Öğretmenler derslere derste kullanacakları malzemeyi hazırlayarak geldiklerini görüyoruz. yani derse ön hazırlık yaparak geliyor öğretmenler. Öğrenci malzemeleri de sınıfta hazır olduğundan, malzemesizlikten etkinlik yapamamak gibi bir durum söz konusu olmuyor. Okulun her atölyesinde yeterince malzeme bulunuyor. Bu malzemeler gerek öğrenci, gerek öğretmenler tarafından kesinlikle israf edilmiyor. İmrenilecek bir sorumluluk duygusuyla malzemeler kullanılıyor. Okulun her bir malzemesi amacına uygun bir şekilde kullanılıyor.
Ayrıca eklemek gerekirse;
Finlandiya'da Fince ve İsveç Dili Resmi dildir. Ancak Her öğretmen ana dillerinin yanında İngilizceyi de konuşabiliyor.
Öğretmene toplumun her kesiminin koşulsuz güveni olduğundan, derslerin bir müfredatı da olsa öğretmen bu müfredatı esnetebilme hakkı ve yetkisine sahiptir.
Öğretmene saygının ve güvenin olduğu toplumda, öğretmen yeri geldiğinde öğrencileri uyarabiliyor. Öğrenci de bu uyarıya uygun davranış sergiliyor. Bunu yaparken öğretmenler öğrencilerin kişisel haklarına saygılılar. Tüm öğretmenler güler yüzlü ama mesleki bir otoriteye sahipler. Öğrencilere karşı sevgi dolu da olsalar mesafeyi korumak gerektiğini biliyorlar.
Öğretmenler ödev konusunda zorlayıcı değiller. Öğrenciyi zorlamayacak şekilde örneğin ortalama 15 dakikalık ödevler verebiliyorlar.
Her öğretmen en az yüksek lisans seviyesinde akademik eğitim almış olmalarından dolayı bilgi ve beceri konusunda yetenekliydiler. kaldı ki kendileri de bu tür bir eğitim sisteminden geçmiş olmaları onları etkinlik temelli eğitim modeline yatkın olmalarını ve tecrübeli olmalarını sağlamaktadır. her öğretmenin üniversite eğitimde mutlaka ikinci bir alan eğitimi aldığından farklı derslere girdikleri görülmektedir. Örneğin biyoloji dersi öğretmeninin coğrafya derslerine de girdiği görülebilmektedir.
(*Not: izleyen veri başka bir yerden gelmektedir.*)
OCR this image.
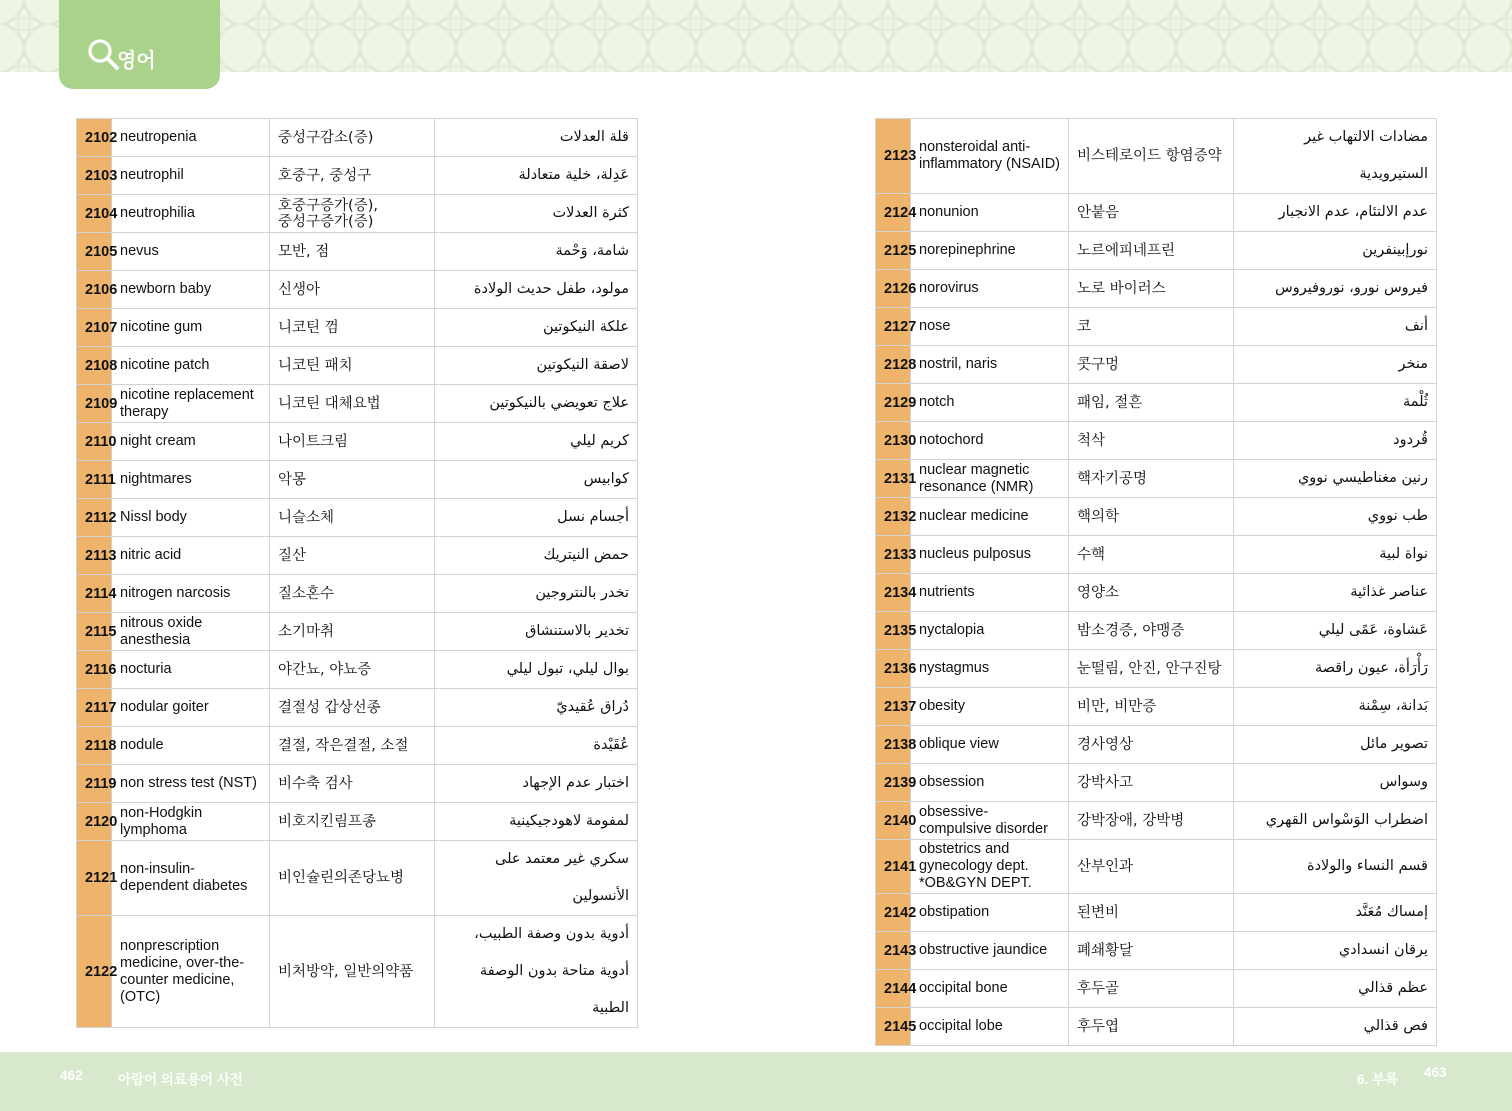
영어
2102	neutropenia	중성구감소(증)	قلة العدلات
2103	neutrophil	호중구, 중성구	عَدِلة، خلية متعادلة
2104	neutrophilia	호중구증가(증),
중성구증가(증)	كثرة العدلات
2105	nevus	모반, 점	شامة، وَحْمة
2106	newborn baby	신생아	مولود، طفل حديث الولادة
2107	nicotine gum	니코틴 껌	علكة النيكوتين
2108	nicotine patch	니코틴 패치	لاصقة النيكوتين
2109	nicotine replacement
therapy	니코틴 대체요법	علاج تعويضي بالنيكوتين
2110	night cream	나이트크림	كريم ليلي
2111	nightmares	악몽	كوابيس
2112	Nissl body	니슬소체	أجسام نسل
2113	nitric acid	질산	حمض النيتريك
2114	nitrogen narcosis	질소혼수	تخدر بالنتروجين
2115	nitrous oxide
anesthesia	소기마취	تخدير بالاستنشاق
2116	nocturia	야간뇨, 야뇨증	بوال ليلي، تبول ليلي
2117	nodular goiter	결절성 갑상선종	دُراق عُقيديّ
2118	nodule	결절, 작은결절, 소절	عُقَيْدة
2119	non stress test (NST)	비수축 검사	اختبار عدم الإجهاد
2120	non-Hodgkin
lymphoma	비호지킨림프종	لمفومة لاهودجيكينية
2121	non-insulin-
dependent diabetes	비인슐린의존당뇨병	سكري غير معتمد على
الأنسولين
2122	nonprescription
medicine, over-the-
counter medicine,
(OTC)	비처방약, 일반의약품	أدوية بدون وصفة الطبيب،
أدوية متاحة بدون الوصفة
الطبية
2123	nonsteroidal anti-
inflammatory (NSAID)	비스테로이드 항염증약	مضادات الالتهاب غير
الستيرويدية
2124	nonunion	안붙음	عدم الالتئام، عدم الانجبار
2125	norepinephrine	노르에피네프린	نورإبينفرين
2126	norovirus	노로 바이러스	فيروس نورو، نوروفيروس
2127	nose	코	أنف
2128	nostril, naris	콧구멍	منخر
2129	notch	패임, 절흔	ثُلْمة
2130	notochord	척삭	قُردود
2131	nuclear magnetic
resonance (NMR)	핵자기공명	رنين مغناطيسي نووي
2132	nuclear medicine	핵의학	طب نووي
2133	nucleus pulposus	수핵	نواة لبية
2134	nutrients	영양소	عناصر غذائية
2135	nyctalopia	밤소경증, 야맹증	عَشاوة، عَمًى ليلي
2136	nystagmus	눈떨림, 안진, 안구진탕	رَأْرَأة، عيون راقصة
2137	obesity	비만, 비만증	بَدانة، سِمْنة
2138	oblique view	경사영상	تصوير مائل
2139	obsession	강박사고	وسواس
2140	obsessive-
compulsive disorder	강박장애, 강박병	اضطراب الوَسْواس القهري
2141	obstetrics and
gynecology dept.
*OB&GYN DEPT.	산부인과	قسم النساء والولادة
2142	obstipation	된변비	إمساك مُعَنَّد
2143	obstructive jaundice	폐쇄황달	يرقان انسدادي
2144	occipital bone	후두골	عظم قذالي
2145	occipital lobe	후두엽	فص قذالي
462	아랍어 의료용어 사전	6. 부록 463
Bu da disiplinler arası etkileşimli ders işleme yöntemini kolaylaştırmaktadır.
Ayrıca öğretmenler toplumun hiyerarşik sıralamasında üst yerlerde konumlanıyor. Bu konumlarına karşılık da ücret politikası belirlenmiş durumda. Mesleğe yeni başlayan bir öğretmen 2500 Euro dan başladığı ve okula göre ve yıla göre bu ücretin artığını görebiliyoruz.
Sonuç olarak; Finlandiya da Öğretmen olmak, tamamen bağımsız, sorumluluk sahibi, öğretmeye ve öğrenmeye aç, otokontrol duygusu gelişmiş, araştırmacı, düşünen ve güvenilir olmak demektir.